This multidisciplinary major allows students to become knowledgeable in a variety of academic disciplines, including the humanities, social sciences, and natural sciences. It is similar to other types of interdisciplinary majors, such as general studies, classical studies, and science studies, but is concentrated on courses within liberal arts disciplines.
Most programs allow students the flexibility to customize their degree plan to a certain extent. For example, students may choose to take courses that focus on particular themes or within a combination of minors. Themes can be chosen depending on one’s unique interests or career goals. For example, someone interested in helping people through a non-profit may want to take a combination of interpersonal communication courses and sociology courses focusing on human ecology.

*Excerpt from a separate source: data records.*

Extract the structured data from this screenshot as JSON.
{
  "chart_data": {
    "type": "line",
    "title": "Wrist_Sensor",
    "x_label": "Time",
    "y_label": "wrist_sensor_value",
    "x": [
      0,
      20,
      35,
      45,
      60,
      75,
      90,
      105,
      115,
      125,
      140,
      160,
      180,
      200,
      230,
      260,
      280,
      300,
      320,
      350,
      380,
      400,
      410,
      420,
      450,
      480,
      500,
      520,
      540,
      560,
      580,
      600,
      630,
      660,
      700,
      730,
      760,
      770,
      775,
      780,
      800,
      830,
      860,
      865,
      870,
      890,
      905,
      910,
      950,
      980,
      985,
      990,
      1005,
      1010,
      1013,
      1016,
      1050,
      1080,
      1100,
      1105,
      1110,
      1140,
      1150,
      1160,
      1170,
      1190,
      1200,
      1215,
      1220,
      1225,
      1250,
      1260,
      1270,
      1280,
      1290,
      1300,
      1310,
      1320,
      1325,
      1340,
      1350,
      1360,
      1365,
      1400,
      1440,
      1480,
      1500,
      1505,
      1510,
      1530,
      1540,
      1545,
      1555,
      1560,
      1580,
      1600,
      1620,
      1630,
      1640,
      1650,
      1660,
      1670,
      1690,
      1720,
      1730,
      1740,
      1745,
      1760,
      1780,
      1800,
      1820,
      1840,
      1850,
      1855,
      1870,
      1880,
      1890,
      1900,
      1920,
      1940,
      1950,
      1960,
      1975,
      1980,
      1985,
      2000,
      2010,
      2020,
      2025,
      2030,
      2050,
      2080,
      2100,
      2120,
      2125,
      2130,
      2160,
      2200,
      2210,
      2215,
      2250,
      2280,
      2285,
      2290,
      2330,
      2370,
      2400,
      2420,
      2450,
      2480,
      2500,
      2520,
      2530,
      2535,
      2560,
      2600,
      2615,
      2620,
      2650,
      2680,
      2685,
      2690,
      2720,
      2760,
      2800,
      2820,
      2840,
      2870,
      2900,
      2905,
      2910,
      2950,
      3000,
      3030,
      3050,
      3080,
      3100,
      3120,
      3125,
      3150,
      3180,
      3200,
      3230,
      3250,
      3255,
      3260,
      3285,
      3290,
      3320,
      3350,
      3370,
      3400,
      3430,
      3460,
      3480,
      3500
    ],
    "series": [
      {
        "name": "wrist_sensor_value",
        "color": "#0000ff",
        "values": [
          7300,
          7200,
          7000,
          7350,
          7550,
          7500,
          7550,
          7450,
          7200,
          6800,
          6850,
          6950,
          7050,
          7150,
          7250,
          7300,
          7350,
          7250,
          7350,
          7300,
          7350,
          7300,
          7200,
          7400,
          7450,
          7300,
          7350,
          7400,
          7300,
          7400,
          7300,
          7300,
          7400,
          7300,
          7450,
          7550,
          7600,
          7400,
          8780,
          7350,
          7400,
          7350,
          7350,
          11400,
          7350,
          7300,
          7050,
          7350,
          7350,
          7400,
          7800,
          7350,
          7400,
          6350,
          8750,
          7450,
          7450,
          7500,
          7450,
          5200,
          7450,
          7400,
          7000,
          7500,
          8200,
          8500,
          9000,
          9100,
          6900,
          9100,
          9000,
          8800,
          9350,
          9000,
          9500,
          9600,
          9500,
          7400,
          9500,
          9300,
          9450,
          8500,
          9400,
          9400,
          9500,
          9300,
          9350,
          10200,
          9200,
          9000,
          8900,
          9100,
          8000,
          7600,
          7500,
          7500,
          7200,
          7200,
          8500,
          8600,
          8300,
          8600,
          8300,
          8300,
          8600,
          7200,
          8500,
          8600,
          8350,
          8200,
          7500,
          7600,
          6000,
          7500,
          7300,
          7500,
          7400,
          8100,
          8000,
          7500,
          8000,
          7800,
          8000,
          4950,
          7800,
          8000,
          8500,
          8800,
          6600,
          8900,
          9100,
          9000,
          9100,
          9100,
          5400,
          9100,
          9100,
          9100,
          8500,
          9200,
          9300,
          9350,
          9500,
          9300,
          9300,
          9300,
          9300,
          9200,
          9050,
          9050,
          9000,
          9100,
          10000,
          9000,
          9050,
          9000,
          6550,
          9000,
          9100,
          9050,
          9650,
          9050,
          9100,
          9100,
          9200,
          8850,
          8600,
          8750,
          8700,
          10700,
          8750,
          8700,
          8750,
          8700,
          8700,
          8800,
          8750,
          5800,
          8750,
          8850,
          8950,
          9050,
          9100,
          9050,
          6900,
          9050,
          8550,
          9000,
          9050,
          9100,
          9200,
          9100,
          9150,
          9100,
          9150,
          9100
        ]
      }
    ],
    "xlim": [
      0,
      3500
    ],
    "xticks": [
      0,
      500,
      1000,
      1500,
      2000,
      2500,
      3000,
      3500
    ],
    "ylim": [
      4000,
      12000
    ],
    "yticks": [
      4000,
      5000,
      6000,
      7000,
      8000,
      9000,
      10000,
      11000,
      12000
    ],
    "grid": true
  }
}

Students with multiple academic interests can earn a degree in liberal studies through a combination of minors. Minor options often include subjects such as anthropology, philosophy, history, political science, psychology, sociology, English literature, economics, communication, fine art, and more. As a liberal studies major, students get to take courses like comparative cultures, art history, ethics, philosophy and religion, history of western thought, cultural anthropology, feminist philosophy, British literature, logic, and sociological theory.
The purpose of a liberal studies major is to provide a well-rounded education that creates creative, liberal, and integrative thinkers who can apply their knowledge to various career fields. Graduates are life-long learners with dynamic reading, writing, and research skills, and have exceptional problem solving and reasoning abilities. Possible career paths lead to education, business, government, retail, publishing, and communications.